Le 3 octobre 1980, une bombe cachée dans la sacoche d’une moto explose devant la synagogue de la rue Copernic (Paris XVIe), faisant quatre morts et une quarantaine de blessés. Pour aboutir plus vite et frapper plus fort
, le ministre de la Justice de l’époque, Alain Peyrefitte, confie l’enquête à la Cour de sûreté de l’État, alors chargée des affaires de terrorisme. Lorsqu’elle est supprimée l’année suivante, la plupart des 135 affaires dites politiques ou terroristes sont “réglées”
, explique l’universitaire Vanessa Codaccioni. Plusieurs dizaines d’inculpés pour terrorisme bénéficient d’un non-lieu (principalement des indépendantistes corses et bretons), certaines affaires sont transférées aux tribunaux militaires (en cas d’espionnage par exemple) ou renvoyées à la justice de droit commun.
Le dossier de la rue Copernic, considéré comme très grave
, échoit au parquet de Paris. Trente-six ans plus tard, un juge d’instruction antiterroriste essaie toujours de faire la lumière sur cet attentat. La plus vieille affaire encore en cours à la galerie Saint-Éloi (lire l’épisode 1, « La galerie des neuf juges ») n’a pas fini de rebondir.
Il a fallu près de vingt ans pour que la justice française identifie un suspect. C’est en 1999 que le nom d’Hassan Diab est évoqué pour la première fois, dans une note de la DST (la Direction de surveillance du territoire, ancêtre de la DGSI). Au fil de l’enquête, un faisceau d’indices – un portrait-robot d’époque, des expertises graphologiques, l’analyse de son passeport retrouvé à Rome, des témoignages – converge vers lui. Il est soupçonné d’avoir directement participé à l’attentat, sous la fausse identité d’Alexander Panadriyu.

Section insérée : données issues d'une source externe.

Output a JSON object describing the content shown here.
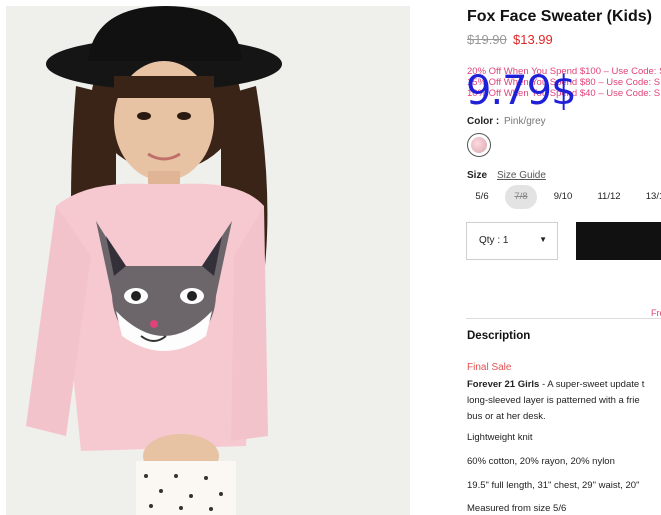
{
  "product": {
    "title": "Fox Face Sweater (Kids)",
    "price_original": "$19.90",
    "price_sale": "$13.99"
  },
  "promos": [
    "20% Off When You Spend $100 – Use Code: S",
    "15% Off When You Spend $80 – Use Code: S",
    "10% Off When You Spend $40 – Use Code: S"
  ],
  "overlay_text": "9.79$",
  "color": {
    "label": "Color :",
    "value": "Pink/grey"
  },
  "size": {
    "label": "Size",
    "guide": "Size Guide",
    "options": [
      "5/6",
      "7/8",
      "9/10",
      "11/12",
      "13/1"
    ]
  },
  "quantity": {
    "label": "Qty : 1"
  },
  "shipping_note": "Fre",
  "description": {
    "heading": "Description",
    "final_sale": "Final Sale",
    "brand": "Forever 21 Girls",
    "text_1": " - A super-sweet update t",
    "text_2": "long-sleeved layer is patterned with a frie",
    "text_3": "bus or at her desk.",
    "feature_1": "Lightweight knit",
    "feature_2": "60% cotton, 20% rayon, 20% nylon",
    "feature_3": "19.5\" full length, 31\" chest, 29\" waist, 20\"",
    "feature_4": "Measured from size 5/6"
  },
  "colors": {
    "sale": "#e02727",
    "promo": "#e0427a",
    "overlay": "#1f1fd8"
  }
}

Cet alias, assorti d’un faux passeport chypriote, a servi à acheter la moto de la rue Copernic et à louer une chambre d’hôtel dans le VIIIe arrondissement.
Hassan Diab est arrêté au Canada en 2008. Jusque-là, ce Libano-Canadien enseignait la sociologie à l’université d’Ottawa. Il a fallu six ans au juge Marc Trévidic pour obtenir son extradition. En novembre 2014, Hassan Diab, 63 ans, est mis en examen pour assassinats en relation avec une entreprise terroriste et écroué à Fleury-Mérogis. Soutenu par ses collègues, Hassan Diab a toujours clamé son innocence, épuisant les recours. Il se dit victime d’un double coup du sort : une homonymie (son nom est très courant au Liban) et un vol de passeport qui se retourne contre lui.